Though Holden’s consolidated revenue was down from $4.4 billion in 2010 to $4.3 billion in 2011, due to a softening of the large car market and shortages of some imported vehicles in the important light commercial and medium SUV segments, the company says it is establishing a solid foundation for future growth.

“Local car makers face tough economic conditions with the high Australian dollar, higher prices and disruption in the local supply base and increasing competition and segmentation in the market,” said Kapitelli.

“After the financial crisis we reshaped our business to improve structural cost, reduce our reliance on exports and bring the Cruze into local production so we could continue to make cars in Australia. Now around 60 per cent of our Australian sales are Australian-made cars, this is a great result.

“We’re running our business responsibly and sustainably for the long-term. We’re making a strategic contribution to Australia, we’re committed to advanced manufacturing in this country and we’re committed to creating new opportunities for suppliers.”

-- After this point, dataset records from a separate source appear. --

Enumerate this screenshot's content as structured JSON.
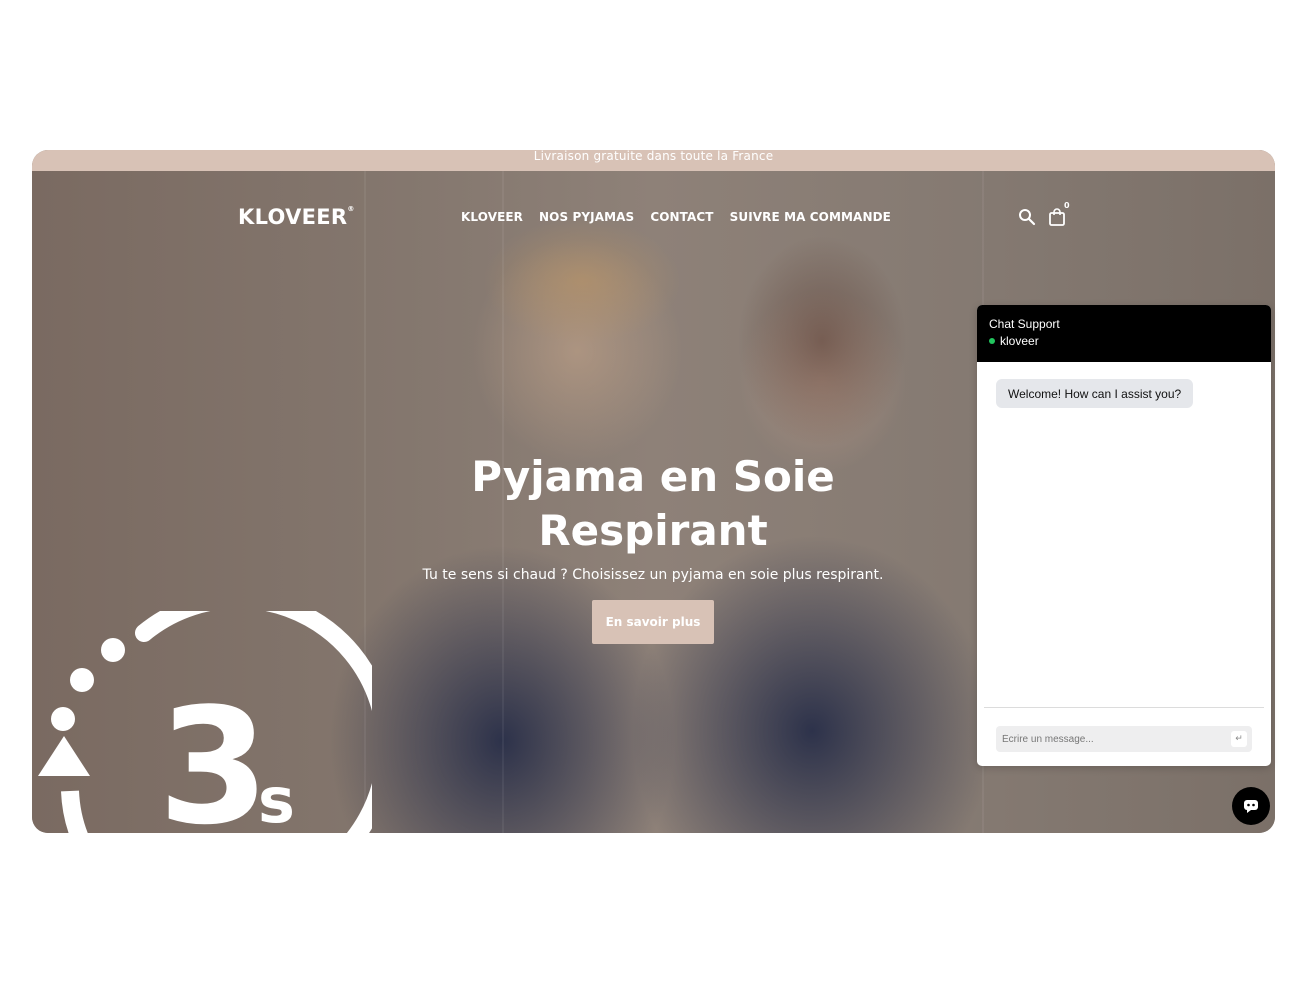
{
  "announcement": {
    "text": "Livraison gratuite dans toute la France"
  },
  "header": {
    "logo": "KLOVEER",
    "logo_mark": "®",
    "nav": [
      {
        "label": "KLOVEER"
      },
      {
        "label": "NOS PYJAMAS"
      },
      {
        "label": "CONTACT"
      },
      {
        "label": "SUIVRE MA COMMANDE"
      }
    ],
    "cart_count": "0",
    "icons": [
      "search-icon",
      "cart-icon"
    ]
  },
  "hero": {
    "title_line1": "Pyjama en Soie",
    "title_line2": "Respirant",
    "subtitle": "Tu te sens si chaud ? Choisissez un pyjama en soie plus respirant.",
    "button": "En savoir plus"
  },
  "timer_overlay": {
    "digit": "3",
    "unit": "s"
  },
  "chat": {
    "title": "Chat Support",
    "agent": "kloveer",
    "status_color": "#22c55e",
    "welcome_message": "Welcome! How can I assist you?",
    "input_placeholder": "Écrire un message...",
    "send_icon": "↵"
  },
  "colors": {
    "accent": "#d8c2b6",
    "chat_header": "#000000"
  }
}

Holden Australia will build two new ‘world-class’, ‘fuel-saving’ cars at its Elizabeth, South Australia plant in the second half of this decade, after receiving $275 million from the government.

The investment package comes from the Australian, South Australian and Victorian governments, who claim they have ‘secured’ car manufacturing in Australia – at least until 2020.

Holden announced in April that it had appointed a new executive director of manufacturing to oversee the company's lean operations.

Richard Phillips, a former Holden apprentice, reportedly played an integral role in the successful launch of the locally-made Holden Series II Cruze sedan and hatch in 2011.